The only substitute for good manners is fast reflexes.

When everything's coming your way, you're in the wrong lane, going the wrong way.

Experience is something you don't get until just after you need it.

For every action, there is an equal and opposite criticism.

He who hesitates is probably right.

No one is listening until you make a mistake.

Success always occurs in private and failure in full view.

The colder the X-ray table, the more of your body is required on it.

The hardness of the butter is directly proportional to the softness of the bread.

The severity of the itch is inversely proportional to the ability to reach it.

To steal ideas from one person is plagiarism; to steal from many is research.

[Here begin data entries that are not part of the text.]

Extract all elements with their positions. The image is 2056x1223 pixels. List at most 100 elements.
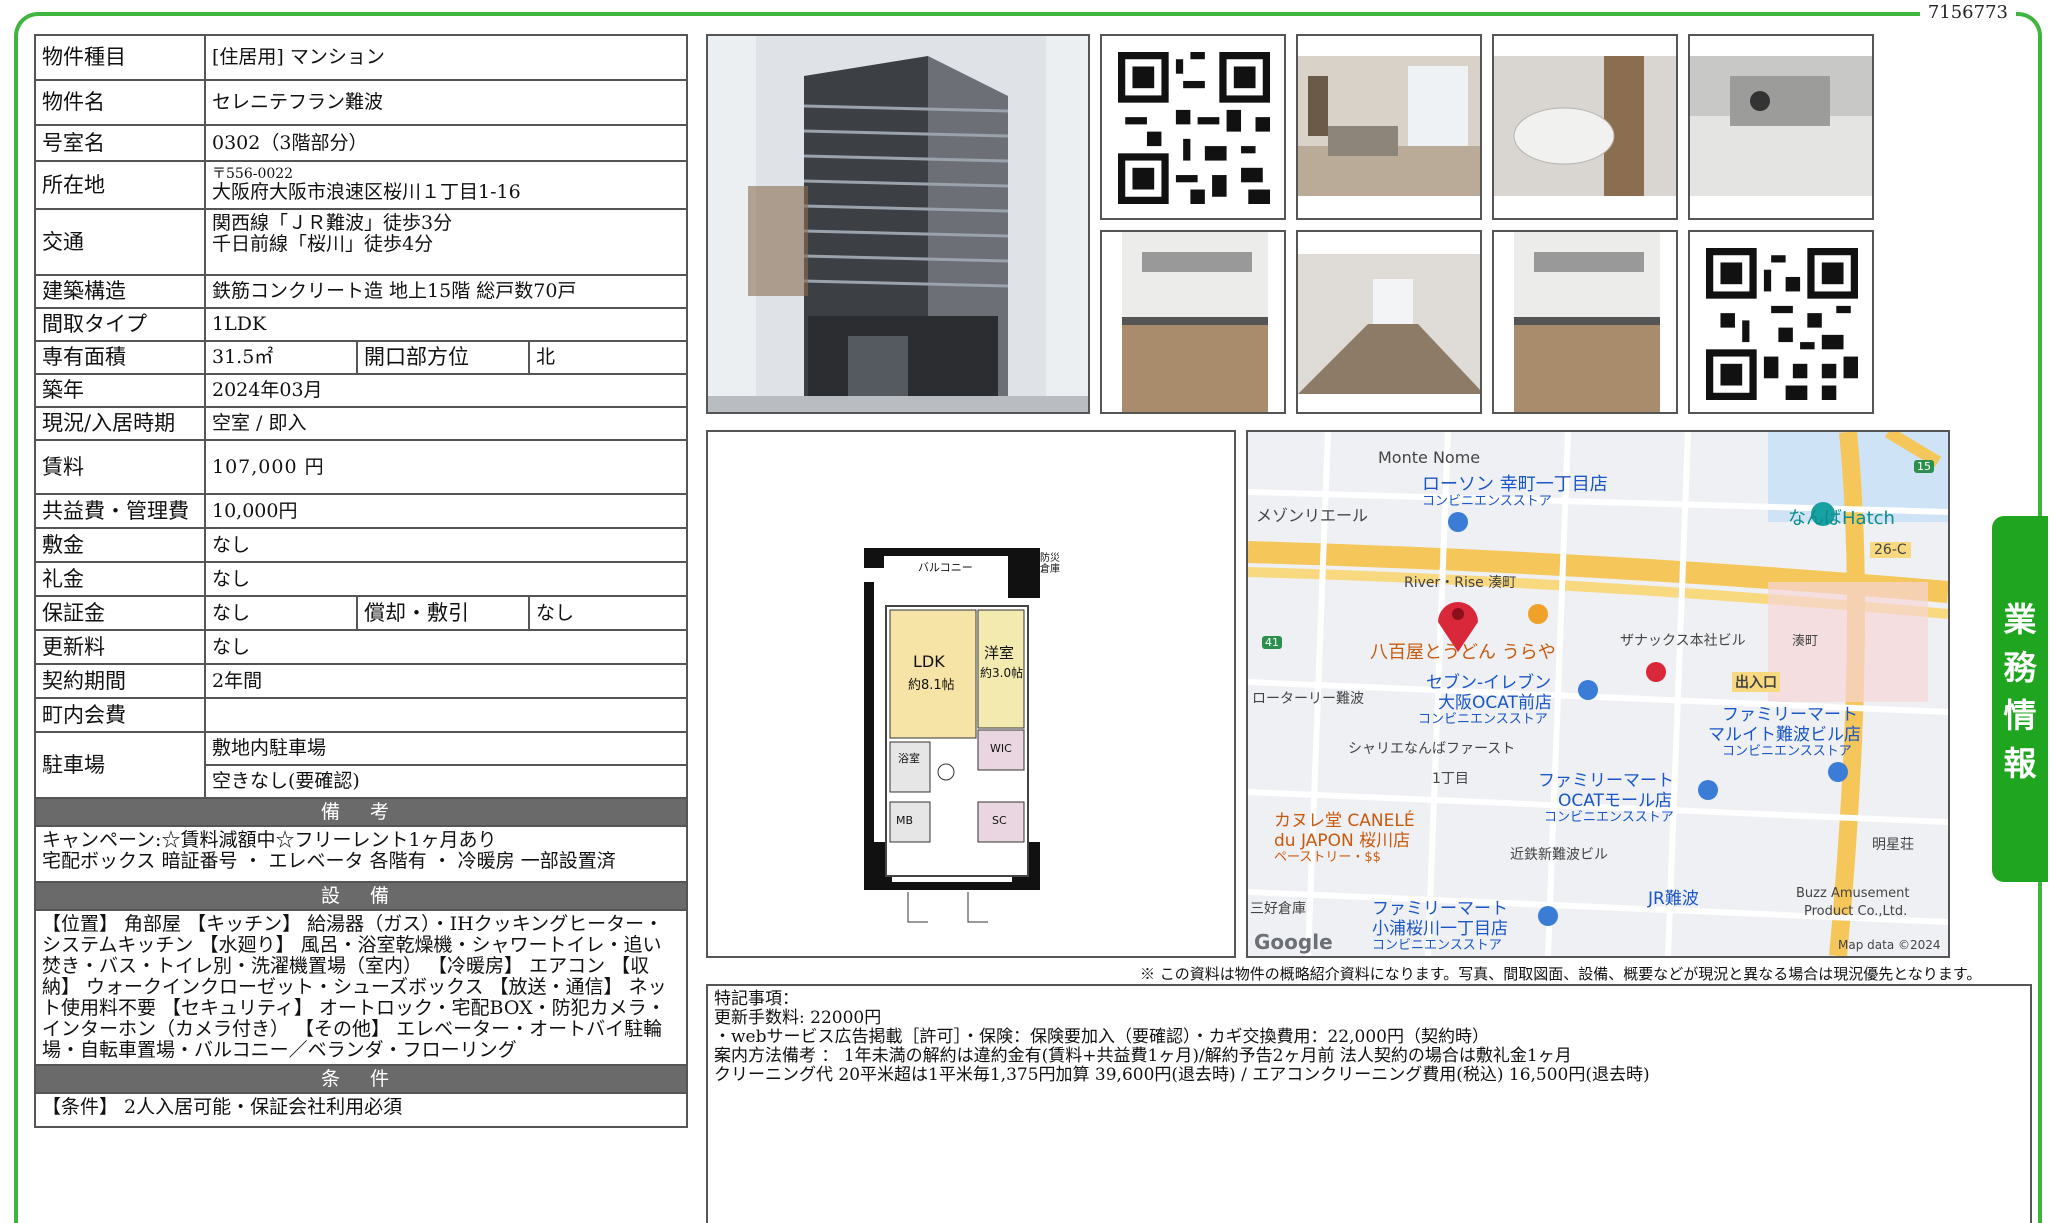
map-label: ペーストリー・$$ (1274, 850, 1381, 865)
map-label: 1丁目 (1432, 771, 1469, 787)
bathroom-photo[interactable] (1492, 34, 1678, 220)
wic-label: WIC (990, 742, 1012, 755)
special-notes-line: クリーニング代 20平米超は1平米毎1,375円加算 39,600円(退去時) … (714, 1065, 1650, 1085)
rent-value: 107,000 円 (203, 439, 689, 495)
living-room-image (1298, 56, 1480, 196)
special-notes-line: 更新手数料: 22000円 (714, 1008, 882, 1028)
floor-plan-drawing (864, 548, 1040, 923)
built-value: 2024年03月 (203, 373, 689, 408)
special-notes: 特記事項： 更新手数料: 22000円 ・webサービス広告掲載［許可］・保険：… (706, 984, 2032, 1223)
special-notes-title: 特記事項： (714, 989, 799, 1009)
fee-value: 10,000円 (203, 493, 689, 529)
rent-label: 賃料 (34, 439, 206, 495)
building-exterior-photo[interactable] (706, 34, 1090, 414)
qr-code-image-2[interactable] (1688, 230, 1874, 414)
map-label: 近鉄新難波ビル (1510, 847, 1608, 863)
status-label: 現況/入居時期 (34, 406, 206, 441)
area-value: 31.5㎡ (204, 340, 358, 375)
kitchen-image-2 (1514, 232, 1660, 412)
location-pin-icon (1438, 592, 1478, 652)
sc-label: SC (992, 814, 1007, 827)
map-label: Buzz Amusement (1796, 886, 1910, 901)
ldk-label: LDK (913, 652, 945, 671)
traffic-label: 交通 (34, 208, 206, 276)
name-label: 物件名 (34, 79, 206, 126)
map-label: なんばHatch (1788, 508, 1895, 529)
guarantee-label: 保証金 (34, 595, 206, 631)
town-fee-label: 町内会費 (34, 697, 206, 733)
map-label: メゾンリエール (1256, 506, 1369, 525)
kitchen-top-image (1690, 56, 1872, 196)
address-label: 所在地 (34, 160, 206, 210)
kitchen-top-photo[interactable] (1688, 34, 1874, 220)
remarks-line: キャンペーン:☆賃料減額中☆フリーレント1ヶ月あり (42, 829, 497, 851)
special-notes-line: 案内方法備考 ： 1年未満の解約は違約金有(賃料+共益費1ヶ月)/解約予告2ヶ月… (714, 1046, 1572, 1066)
map-label: 三好倉庫 (1250, 901, 1306, 917)
contract-value: 2年間 (203, 663, 689, 699)
area-map[interactable]: Monte Nome ローソン 幸町一丁目店 コンビニエンスストア メゾンリエー… (1246, 430, 1950, 958)
type-value: [住居用] マンション (203, 34, 689, 81)
amortization-label: 償却・敷引 (356, 595, 530, 631)
google-logo: Google (1254, 930, 1333, 954)
map-label: 明星荘 (1872, 837, 1914, 853)
storage-label: 防災倉庫 (1040, 553, 1060, 575)
mb-label: MB (896, 814, 914, 827)
parking-label: 駐車場 (34, 731, 206, 799)
structure-value: 鉄筋コンクリート造 地上15階 総戸数70戸 (203, 274, 689, 309)
balcony-label: バルコニー (918, 561, 973, 574)
hallway-photo[interactable] (1296, 230, 1482, 414)
equipment-text: 【位置】 角部屋 【キッチン】 給湯器（ガス）・IHクッキングヒーター・システム… (33, 909, 689, 1066)
map-label: コンビニエンスストア (1722, 744, 1852, 759)
contract-label: 契約期間 (34, 663, 206, 699)
kitchen-image (1122, 232, 1268, 412)
type-label: 物件種目 (34, 34, 206, 81)
map-label: シャリエなんばファースト (1348, 741, 1516, 757)
special-notes-line: ・webサービス広告掲載［許可］・保険：保険要加入（要確認）・カギ交換費用：22… (714, 1027, 1489, 1047)
status-value: 空室 / 即入 (203, 406, 689, 441)
conditions-heading: 条 件 (33, 1064, 689, 1094)
qr-code-image[interactable] (1100, 34, 1286, 220)
map-label: ローターリー難波 (1252, 691, 1364, 707)
map-label: Monte Nome (1378, 448, 1481, 467)
map-label: 26-C (1870, 542, 1911, 558)
kitchen-photo-2[interactable] (1492, 230, 1678, 414)
map-label: River・Rise 湊町 (1404, 575, 1517, 591)
name-value: セレニテフラン難波 (203, 79, 689, 126)
postal-code: 〒556-0022 (212, 166, 294, 182)
bathroom-image (1494, 56, 1676, 196)
amortization-value: なし (527, 595, 689, 631)
parking-availability: 空きなし(要確認) (203, 764, 689, 799)
route-shield: 15 (1914, 460, 1934, 473)
deposit-value: なし (203, 527, 689, 563)
living-room-photo[interactable] (1296, 34, 1482, 220)
key-money-label: 礼金 (34, 561, 206, 597)
deposit-label: 敷金 (34, 527, 206, 563)
floor-plan[interactable]: バルコニー 防災倉庫 LDK 約8.1帖 洋室 約3.0帖 WIC 浴室 SC … (706, 430, 1236, 958)
built-label: 築年 (34, 373, 206, 408)
map-label: JR難波 (1648, 889, 1699, 909)
map-label: Product Co.,Ltd. (1804, 904, 1908, 919)
guarantee-value: なし (204, 595, 358, 631)
map-label: 出入口 (1732, 672, 1780, 692)
parking-value: 敷地内駐車場 (203, 731, 689, 766)
key-money-value: なし (203, 561, 689, 597)
disclaimer: ※ この資料は物件の概略紹介資料になります。写真、間取図面、設備、概要などが現況… (1140, 965, 1982, 983)
map-label: 湊町 (1792, 634, 1819, 649)
tab-char: 務 (2003, 648, 2037, 687)
western-room-label: 洋室 (984, 644, 1015, 662)
remarks-heading: 備 考 (33, 797, 689, 827)
town-fee-value (203, 697, 689, 733)
business-info-tab[interactable]: 業 務 情 報 (1992, 516, 2048, 882)
document-id: 7156773 (1919, 0, 2016, 26)
map-label: ザナックス本社ビル (1620, 633, 1746, 649)
layout-label: 間取タイプ (34, 307, 206, 342)
map-label: コンビニエンスストア (1418, 712, 1548, 727)
traffic-line: 関西線「ＪＲ難波」徒歩3分 (212, 212, 453, 234)
area-label: 専有面積 (34, 340, 206, 375)
kitchen-photo[interactable] (1100, 230, 1286, 414)
bathroom-label: 浴室 (898, 752, 920, 765)
renewal-label: 更新料 (34, 629, 206, 665)
qr-code-icon (1118, 52, 1270, 204)
ldk-size: 約8.1帖 (908, 678, 955, 693)
traffic-line: 千日前線「桜川」徒歩4分 (212, 233, 434, 255)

To succeed in politics, it is often necessary to rise above your principles.

You never really learn to swear until you learn to drive.

The sooner you fall behind, the more time you'll have to catch up.

A clear conscience is usually the sign of a bad memory.

If you must choose between two evils, pick the one you've never tried before.

A fool and his money are soon partying.

Plan to be spontaneous tomorrow.

Always try to be modest. And be proud of it!

If you think nobody cares about you, try missing a couple of payments.

Everybody repeat after me... "We are all individuals."

Hell hath no fury like the lawyer of a woman scorned.

Bills travel through the mail at twice the speed of checks.

Borrow money from pessimists-they don't expect it back.

Half the people you know are below average.

42.7 percent of all statistics are made up on the spot.